30 Nov
30Nov

Among analyses of the 2020 election are descriptions of groups that voted Democratic or Republican. One result that feeds my thoughts most is the determination that more white women voted for Donald J Trump than voted by a Joe Biden and Kamala Harris administration. From the articles I read over the last few weeks, most journalists, political pundits, Twitter observers and Democratic voters are more surprised by this measurable outcome than I, a woman whose DNA analysis shows not an iota of ancestry outside Europe. Not a drop. 

To be clear, I had toyed, if that is the word for mixing a bit of hope with some scrutiny of limited ancestral information, with the notion that some ancestors were Jews, or of African descent, or of native American descent. There were a few scattered clues that led to my inquiries. Some digging among documents confirmed that my Papa came from a family that owned slaves, that at least one German immigrant arrived with financial and business backing, that my other grandparents' families arrived in Texas before the Comanche and Kiowa were forced north of the Red River. Until I accrued serious hours verifying documents and ancestry links, and until I paid for the DNA analysis, preliminary information simply fed my imagination. Which is where most of the information came from, the information that my parents and their siblings passed on. Imagination. 

I do not need to use my imagination to accept the election results. Nor do I need to surmise with only a smidget of credibility that half of all women voters decided to vote for the white supremacist currently in the White House. The evidence is clear. 

Ever since women demanded their right to vote and won the fight for it, their reluctance to participate in the voting process and to push religious and societal boundaries prevented this kind of election result. No previous presidential election in the USA was determined one way or another by women voters. Previous national elections were decided by white men, third party candidates' ability to pull votes, and the larger bloc of Americans who do not vote. Even though women would turn out for elections that decided school board members and mayors and judges, they did so because it was easy.  Their participation was minimal, husbands and boyfriends could not be alarmed, and they felt a duty to vote when choices seemed to have a immediate and direct impact on their families. National elections, including Congressional, required far more investment and exposure. 

One group among women whose voices have affected election outcomes across all local and national governments are white women who also identify with the evangelical-fundamentalist religious organizations in the USA. The religious movement did not grow without the strength and passion of its white female followers. Even to this day, the largest percentage of evangelical members and devotees are white women. How did these religious absolutists become a strong voting bloc within the Republican party, the political party that owns the nation's white nationalists and Nazi sympathizers? 
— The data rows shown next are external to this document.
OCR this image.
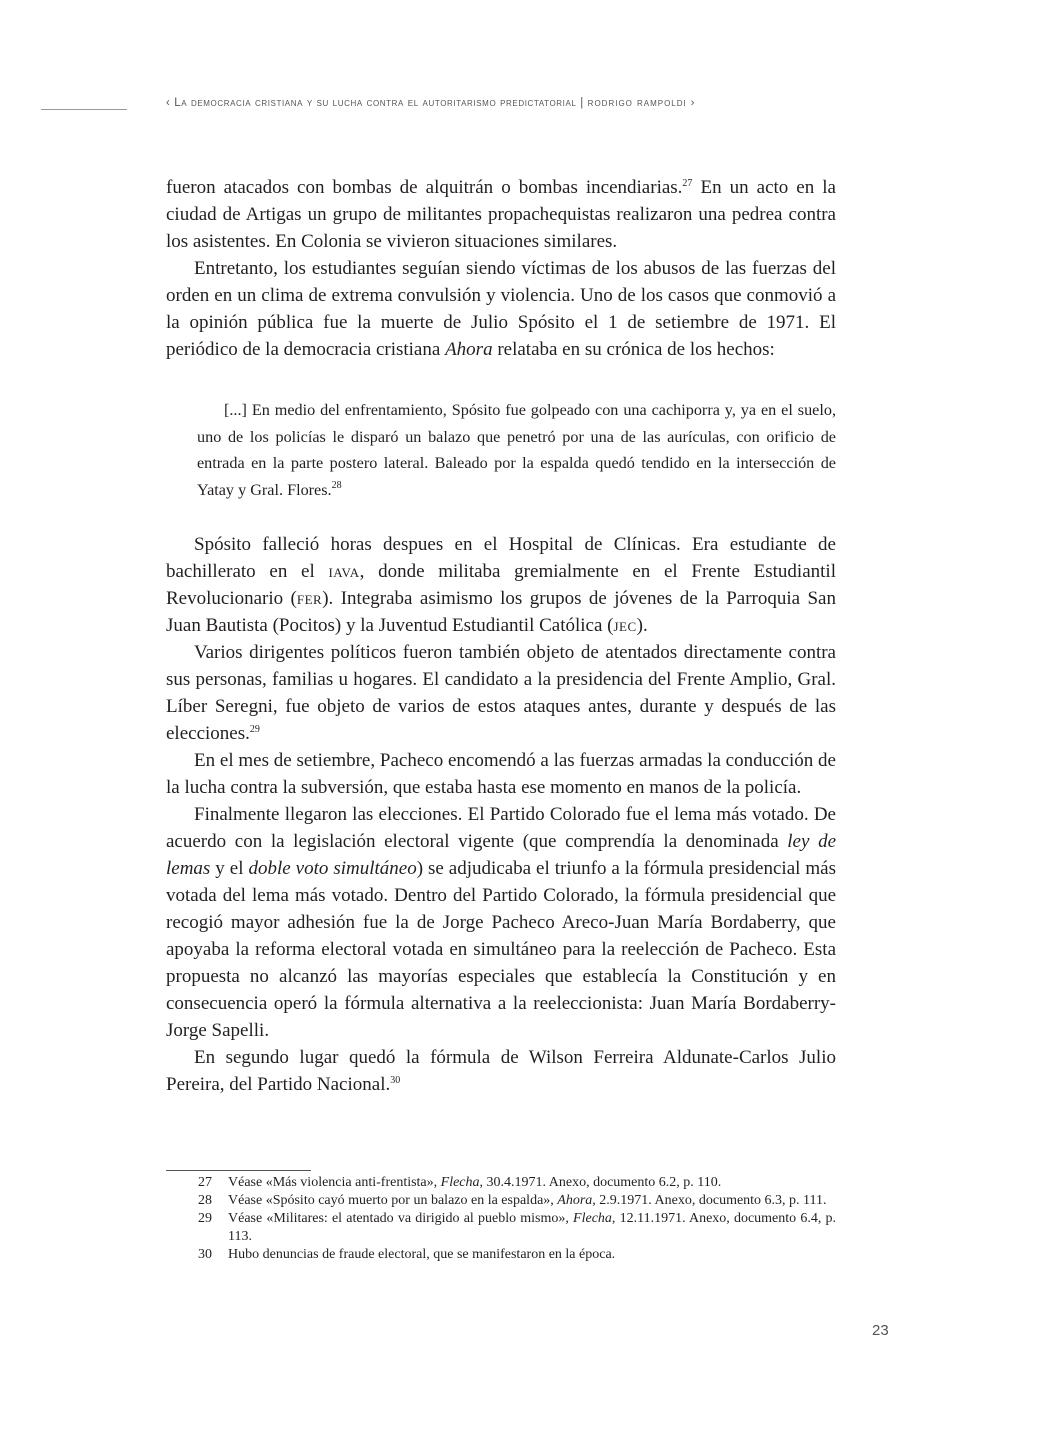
‹ La democracia cristiana y su lucha contra el autoritarismo predictatorial | rodrigo rampoldi ›

fueron atacados con bombas de alquitrán o bombas incendiarias.$^{27}$ En un acto en la ciudad de Artigas un grupo de militantes propachequistas realizaron una pedrea contra los asistentes. En Colonia se vivieron situaciones similares.

Entretanto, los estudiantes seguían siendo víctimas de los abusos de las fuerzas del orden en un clima de extrema convulsión y violencia. Uno de los casos que conmovió a la opinión pública fue la muerte de Julio Spósito el 1 de setiembre de 1971. El periódico de la democracia cristiana Ahora relataba en su crónica de los hechos:

[...] En medio del enfrentamiento, Spósito fue golpeado con una cachiporra y, ya en el suelo, uno de los policías le disparó un balazo que penetró por una de las aurículas, con orificio de entrada en la parte postero lateral. Baleado por la espalda quedó tendido en la intersección de Yatay y Gral. Flores.$^{28}$

Spósito falleció horas despues en el Hospital de Clínicas. Era estudiante de bachillerato en el iava, donde militaba gremialmente en el Frente Estudiantil Revolucionario (fer). Integraba asimismo los grupos de jóvenes de la Parroquia San Juan Bautista (Pocitos) y la Juventud Estudiantil Católica (jec).

Varios dirigentes políticos fueron también objeto de atentados directamente contra sus personas, familias u hogares. El candidato a la presidencia del Frente Amplio, Gral. Líber Seregni, fue objeto de varios de estos ataques antes, durante y después de las elecciones.$^{29}$

En el mes de setiembre, Pacheco encomendó a las fuerzas armadas la conducción de la lucha contra la subversión, que estaba hasta ese momento en manos de la policía.

Finalmente llegaron las elecciones. El Partido Colorado fue el lema más votado. De acuerdo con la legislación electoral vigente (que comprendía la denominada ley de lemas y el doble voto simultáneo) se adjudicaba el triunfo a la fórmula presidencial más votada del lema más votado. Dentro del Partido Colorado, la fórmula presidencial que recogió mayor adhesión fue la de Jorge Pacheco Areco-Juan María Bordaberry, que apoyaba la reforma electoral votada en simultáneo para la reelección de Pacheco. Esta propuesta no alcanzó las mayorías especiales que establecía la Constitución y en consecuencia operó la fórmula alternativa a la reeleccionista: Juan María Bordaberry-Jorge Sapelli.

En segundo lugar quedó la fórmula de Wilson Ferreira Aldunate-Carlos Julio Pereira, del Partido Nacional.$^{30}$

27	Véase «Más violencia anti-frentista», Flecha, 30.4.1971. Anexo, documento 6.2, p. 110.
28	Véase «Spósito cayó muerto por un balazo en la espalda», Ahora, 2.9.1971. Anexo, documento 6.3, p. 111.
29	Véase «Militares: el atentado va dirigido al pueblo mismo», Flecha, 12.11.1971. Anexo, documento 6.4, p. 113.
30	Hubo denuncias de fraude electoral, que se manifestaron en la época.
23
Backlash to the chaos of the 1960s protests, riots, emerging and strengthening of liberal voices, civil rights' legislation, war, feminist movement, and--I will not apologize for this assertion--to audaciousness of Hollywood film and US-British rock-n-roll that together appealed widely to America's youth became the catalyst for turning a sleepy, meek white evangelical movement into a mighty political force. Southerners blamed the Democratic party for the national unrest and frightening changes. The Bible belt burst with collective self-righteous indignation. The Republican party opened its arms to the infuriated absolutists.  The Republican party created a quid pro quo that to this day decides local and national elections to their favor even though their voter base remains a decided minority within the country. "We'll represent you and increase your power if you'll vote GOP up and down ballot every election."  

So white women who hated and feared the changes in society's rules concerning sex and race, especially among those who had kept the evangelical-fundamentalist religions alive, were given power. They tasted the power in the 1970s. First, when their President Nixon blamed all unrest on the "evil press". Second, when a Southern Baptist named Jimmy Carter won the presidency. These women were not winning battles against national tides. Singer Anita Bryant's rendition of the national anthem did not halt women's fight for reproductive freedoms. But their votes were establishing white male power in local and state governments that remain solid to this day. The Texas legislature in 2020 is a powerful group of white males. 

Religious fanaticism and absolutism has no place in the legislatures or judiciary of a liberal democratic republic. But white women who own and drive the white evangelical movement are not concerned about democracy. Their participation in the electoral process has always been about sex and race. Every time we try to analyze their voting decisions and give them credit for reason and deep critical thought, we come back to their narrow ideas about sex and race. Yes. It is that reductive. 

Therefore, the majority of white women voters who said yes to continue a Donald J Trump presidency and his white nationalist agenda also said yes to a very real authoritarianism that the Republican party aspires to. White women who identify with the white evangelical religious movement already experience authoritarianism in their religious structures. Why shouldn't they mind if a political party wants to undermine our democratic processes?  As long the authority figures are chosen by these white, self-entitled, societally-privileged, narrow-thinking, religious fanatics, then it is a go. 

Must the Democratic party now spend millions of dollars and play another GOP-style quid pro quo to earn the votes of white women? Must the party that wants to defend the Constitution and create a thriving liberal democratic republic bow to the wishes of white women who want an authoritarian regime that empowers white Christian fanaticism?  

I do not need to answer these questions.